Opinião

A verdade inconveniente

Há já algumas semanas, na verdade, desde que começou a Guerra na Ucrânia, que me sentia incapaz de escrever. Ia adiando de semana em semana. Escrever sobre a Guerra exige uma de duas condições: um conhecimento da história que não tenho ou uma capacidade de escrita, que nunca terei. Durante semanas senti-me intimidada pela folha branca. Todo e qualquer assunto me parecia pequeno, irrelevante, insignificante perante a violência que arromba as nossas portas e janelas e nos assalta o coração.
Precisei de fazer o luto. Precisei de despertar deste tormento que me paralisava, desta dormência que me fazia correr de canal em canal, de jornal em jornal. Precisei de tempo para voltar às nossas pequenas grandes coisas.
Então, o que mudou? A Guerra continua. A cada dia, imagens mais chocantes, relatos mais avassaladores. Terei ficado imune? Indiferente? Não, nada disso. Simplesmente não me posso calar perante as pequenas grandes coisas. Hoje, mais do que nunca, não podemos vacilar perante a intimidação, perante a ameaça, perante a tentativa de coação. Temos que nos indignar com as pequenas grandes coisas. Temos que denunciar. É, por isso, que vos escrevo hoje. Para que não restem dúvidas: não me calarei.
Ainda haverá quem se lembre do jogo "verdade ou consequência", pelo menos todos, como eu, nascidos no terceiro quartel do século passado. Feita a pergunta, o inquirido, optava por dizer a "verdade", ou sujeitava-se à "consequência". Quando somos crianças tudo parece simples. No mundo dos crescidos as coisas não são assim. Tudo se complica. É quem faz a pergunta e procura a verdade, que se sujeita às consequências. Que raio de "mundo" é este?
Em vez de se envergonharem os mentirosos, castigam-se os que não se calam, os que ainda se indignam, os que não consideram tudo normal, os que denunciam.
Quando olho para trás, muitas vezes me pergunto como mantive a minha saúde mental depois de ser alvo de sucessivas tentativas de intimidação e de ameaça, de ataques aos meus familiares, de cartas e postais anónimos, de ataques de caráter, do enxovalhamento, da criação de estórias bárbaras. Nestes casos e para estes comportamentos continua a não haver vacina, e, portanto, não sou imune e, sobretudo, não sou indiferente quando os alvos me são próximos.
Pois bem, podem persistir, mas não me silenciarão. Foi uma luta que abracei desde o primeiro dia, sem tréguas. E perguntam-se, como já me perguntaram tantas vezes, porque persistes?

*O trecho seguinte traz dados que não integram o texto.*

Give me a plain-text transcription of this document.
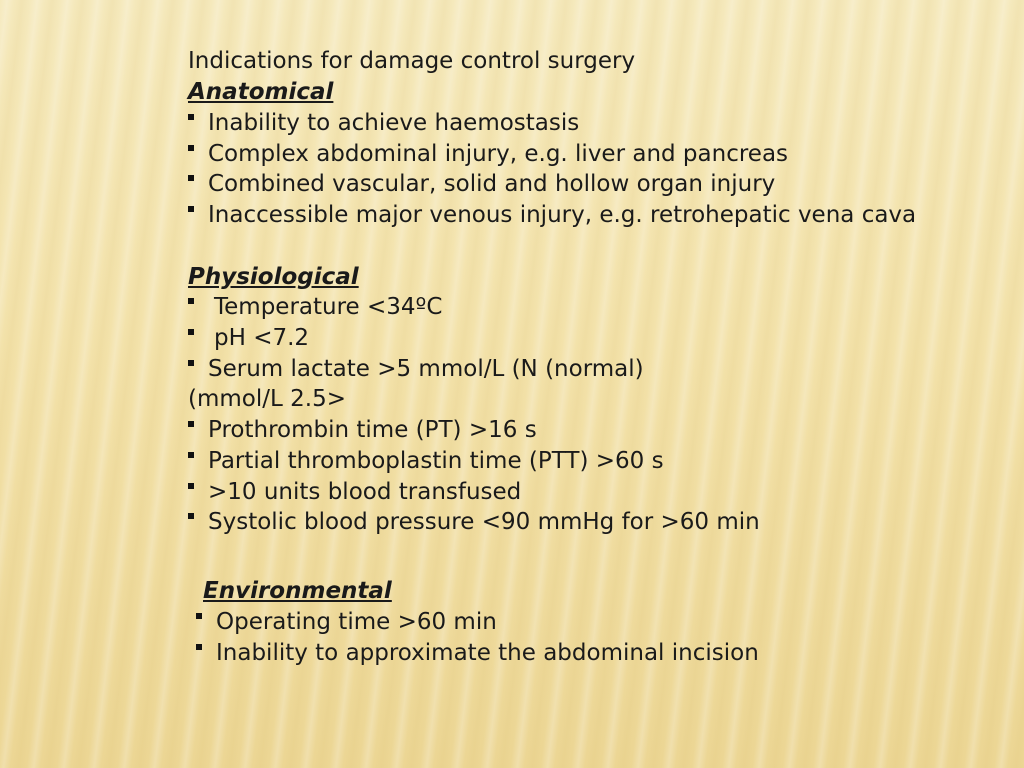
Indications for damage control surgery
Anatomical
Inability to achieve haemostasis
Complex abdominal injury, e.g. liver and pancreas
Combined vascular, solid and hollow organ injury
Inaccessible major venous injury, e.g. retrohepatic vena cava
Physiological
Temperature <34ºC
pH <7.2
Serum lactate >5 mmol/L (N (normal)
(mmol/L 2.5>
Prothrombin time (PT) >16 s
Partial thromboplastin time (PTT) >60 s
>10 units blood transfused
Systolic blood pressure <90 mmHg for >60 min
Environmental
Operating time >60 min
Inability to approximate the abdominal incision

Porque desistir, é dar espaço aos desonestos, aos manhosos, e aos cobardes. Talvez seja um caso perdido, mas "até prova em contrário" assim continuarei.
Vou continuar a não achar normal ouvir um governante mentir descaradamente, mascarar a verdade, criar uma falsa verdade, quando a verdade verdadeira se mete pelos nossos olhos dentro. E vou continuar a perguntar-me: se essa falsa verdade não terá consequências para quem a criou? E vou continuar a indignar-me, quando tiver consequências para quem questionou...
Que "mundo" é este em que nós vivemos?